Photo Credit: Bob AuBochon |
His active opposition of the Nazi regime and sympathetic approach to the Jewish people of his day forces us in the 21st century to question what is appropriate behavior for the Christian who wishes to oppose the evil of her day.
I'm still in the early parts of the book but one passage struck me as profound as Metaxas quotes Bonhoeffer on the exclusiveness of Christ:
"One admires Christ according to aesthetic categories as an aesthetic genius, calls him the greatest ethicist; one admires his going to his death as a heroic sacrifice for his ideas. Only one thing one doesn't do: one doesn't take him seriously. That is, one doesn't bring the center of his or her own life in to contact with the claim of Christ to speak the revelation of God and to be that revelation.
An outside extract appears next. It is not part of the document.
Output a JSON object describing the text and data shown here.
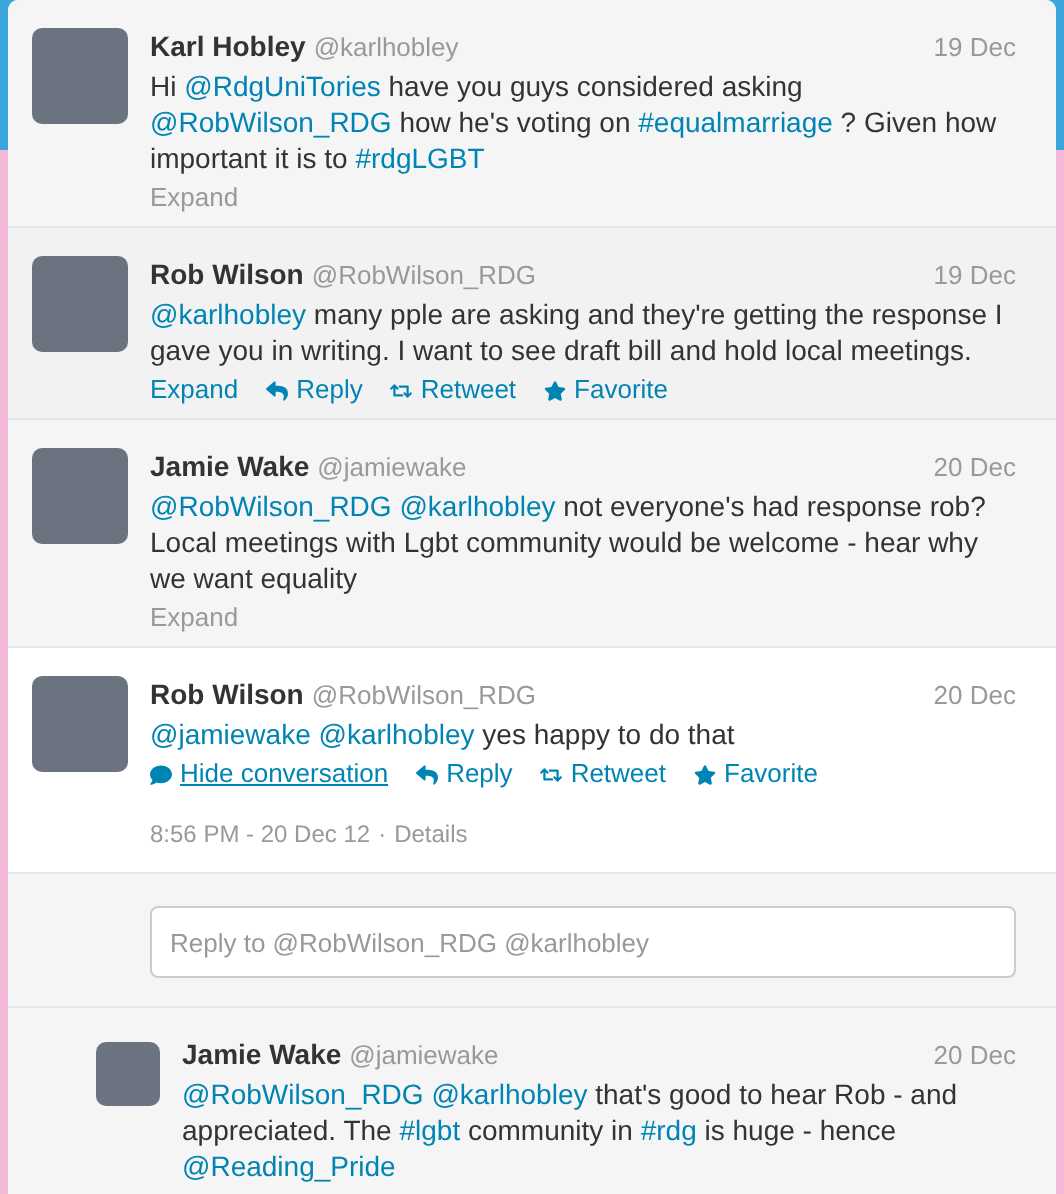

One maintains a distance between himself or herself and the word of Christ, and allows no serious encounter to take place. I can doubtless live with or without Jesus as a religious genius, as an ethicist, as a gentleman - just as, after all, I can also live without Plato and Kant...
Should, however, there be something in Christ that claims my life entirely with the full seriousness that here God himself speaks and if the word of God once became present only in Christ, then Christ has not only relative but absolute, urgent significance for me...
Understanding this claim means taking seriously his absolute claim on our commitment. And it is now of importance for us to clarify the seriousness of this matter and to extricate Christ from the secularization process in which he has been incorporated since the Enlightenment."A powerful challenge from a man that believed in Christ so strongly that he ended up giving his life because of his commitment to living out his faith as he understood it.